Fundamental nesse esquema diário de ganhar tempo eram a telefoto e o telex. Fotografias urgentes eram passadas para São Paulo por linhas telefônicas – num aparelho precursor do fax – num processo demorado. O telex começava a funcionar no início da tarde, transmitindo matérias para a secretaria paulistana, que funcionava a partir das 18 horas com um pequeno, mas importante, time: secretário, subsecretário, diagramadores, copies e office-boys. Cabia ao grupo preparar as páginas nacional e internacional, e acompanhar o fechamento do jornal junto à gráfica.
OFFSET DE PRIMEIRA
Em matéria de tecnologia, o jornal CIDADE DE SANTOS foi privilegiado. Com a decisão dos proprietários do grupo FOLHA de rodar o jornal em São Paulo, o novo diário dispôs do que havia de melhor em tecnologia de comunicação. No complexo da Alameda Barão de Limeira, 425 (Campos Elíseos), na Foto-mecânica, destacavam-se as rotativas GOSS URBANITE compradas nos Estados Unidos com financiamento do programa “Aliança para o Progresso”. Com elas o CIDADE DE SANTOS tornou-se o primeiro jornal brasileiro em offset. Na década de 1970, as GOSS URBANITE passaram a rodar ao lado da GOSS METROPOLITAN, última palavra no gênero offset. “Era fenomenal. Ela foi importada e a FOLHA DA TARDE teve a honra de estrear. Eram máquinas sem similar no Brasil, capazes de imprimir com excelência centenas de páginas em cores ao mesmo tempo” diz Ággio Jr.
O CIDADE DE SANTOS estreou a revolucionária “composição a frio” e, na década de 1970, seguiu a FOLHA DA TARDE na informatização da redação com os terminais de grandes “mainframes” importados.
No início de junho de 1967, o quadro de funcionários estava completo. JOÃO SAMPAIO DE MOREIRA NETO (“João Gordo”) fora selecionado nos testes coletivos. Apesar de recém-saído da Faculdade de Comunicações, era excelente e foi escolhido para a editoria de Política. O primeiro Secretário de Redação foi Fraterno Vieira, que teve carta branca para praticar suas concepções gráficas inovadoras.

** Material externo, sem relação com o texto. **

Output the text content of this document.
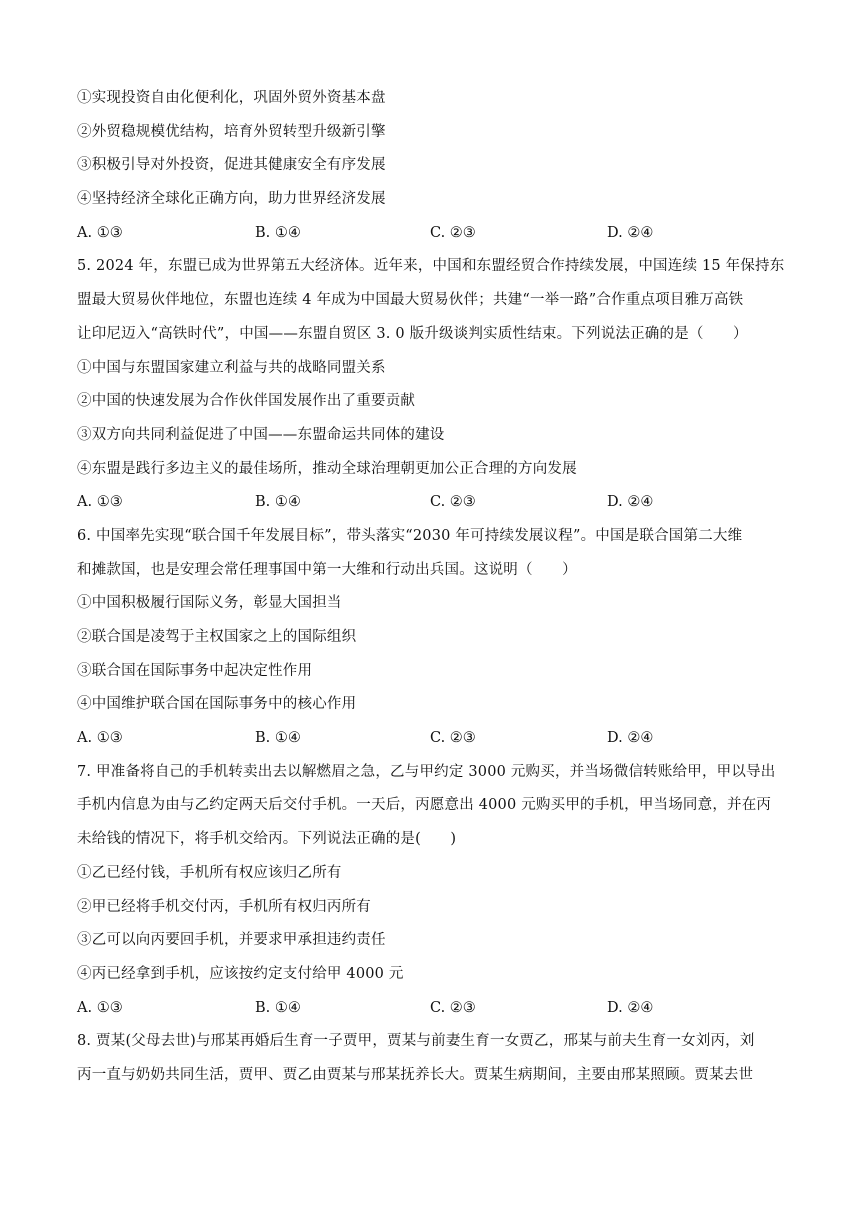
①实现投资自由化便利化，巩固外贸外资基本盘
②外贸稳规模优结构，培育外贸转型升级新引擎
③积极引导对外投资，促进其健康安全有序发展
④坚持经济全球化正确方向，助力世界经济发展
A. ①③	B. ①④	C. ②③	D. ②④
5. 2024 年，东盟已成为世界第五大经济体。近年来，中国和东盟经贸合作持续发展，中国连续 15 年保持东
盟最大贸易伙伴地位，东盟也连续 4 年成为中国最大贸易伙伴；共建“一举一路”合作重点项目雅万高铁
让印尼迈入“高铁时代”，中国——东盟自贸区 3. 0 版升级谈判实质性结束。下列说法正确的是（　　）
①中国与东盟国家建立利益与共的战略同盟关系
②中国的快速发展为合作伙伴国发展作出了重要贡献
③双方向共同利益促进了中国——东盟命运共同体的建设
④东盟是践行多边主义的最佳场所，推动全球治理朝更加公正合理的方向发展
A. ①③	B. ①④	C. ②③	D. ②④
6. 中国率先实现“联合国千年发展目标”，带头落实“2030 年可持续发展议程”。中国是联合国第二大维
和摊款国，也是安理会常任理事国中第一大维和行动出兵国。这说明（　　）
①中国积极履行国际义务，彰显大国担当
②联合国是凌驾于主权国家之上的国际组织
③联合国在国际事务中起决定性作用
④中国维护联合国在国际事务中的核心作用
A. ①③	B. ①④	C. ②③	D. ②④
7. 甲准备将自己的手机转卖出去以解燃眉之急，乙与甲约定 3000 元购买，并当场微信转账给甲，甲以导出
手机内信息为由与乙约定两天后交付手机。一天后，丙愿意出 4000 元购买甲的手机，甲当场同意，并在丙
未给钱的情况下，将手机交给丙。下列说法正确的是(　　)
①乙已经付钱，手机所有权应该归乙所有
②甲已经将手机交付丙，手机所有权归丙所有
③乙可以向丙要回手机，并要求甲承担违约责任
④丙已经拿到手机，应该按约定支付给甲 4000 元
A. ①③	B. ①④	C. ②③	D. ②④
8. 贾某(父母去世)与邢某再婚后生育一子贾甲，贾某与前妻生育一女贾乙，邢某与前夫生育一女刘丙，刘
丙一直与奶奶共同生活，贾甲、贾乙由贾某与邢某抚养长大。贾某生病期间，主要由邢某照顾。贾某去世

Contrário a pautas por considerar uma camisa de força, Ággio Jr. conta que sugeriu dezenas de temas de reportagem. “Eram ideias e indicações simples, que a minha vivência profissional me permitia dar.” A equipe começou a preparar a edição inaugural. “Não lembro bem quantas páginas rendeu, mas foi inacreditável para uma equipe que, um mês antes, ouvira explicações até sobre o que era uma lauda.” As matérias locais foram elaboradas em Santos, enquanto as nacionais e internacionais correram por conta da Secretaria de São Paulo, graças à Agência Folha, Associated Press (AP), United Press International (UPI) e France Presse (AFP) e mais tarde a Reuters. “Custavam uma fortuna” – comenta Ággio Jr.
Textos e fotos (Geral e Porto) eram entregues à Chefia da Reportagem e aos editores de seções (Sindical, Esportes, Polícia, Variedades). Na Secretaria, o material passava pela copidescagem (norma: textos curtos e objetivos) e em seguida ia para a diagramação na banca integrada pelo Horley.
 “Depois de apenas 30 dias e sem rodar sequer um número zero, conseguimos por nas ruas a primeira edição do jornal CIDADE DE SANTOS.” A foto aérea da primeira página mostrava a orla da praia a partir da Ponta da Praia com a legenda: “Você está acostumado a ver Santos como nesta foto. Mas a partir de hoje vamos mostrá-la de todos os ângulos.” O exemplar custava NCR$ 0,15 ou Cr$150. Ággio Jr. não se lembra da tiragem, mas a venda foi um recorde superado apenas na edição de 1.º aniversário.
Ággio Jr. e Freddi com Esmeraldo Taquínio.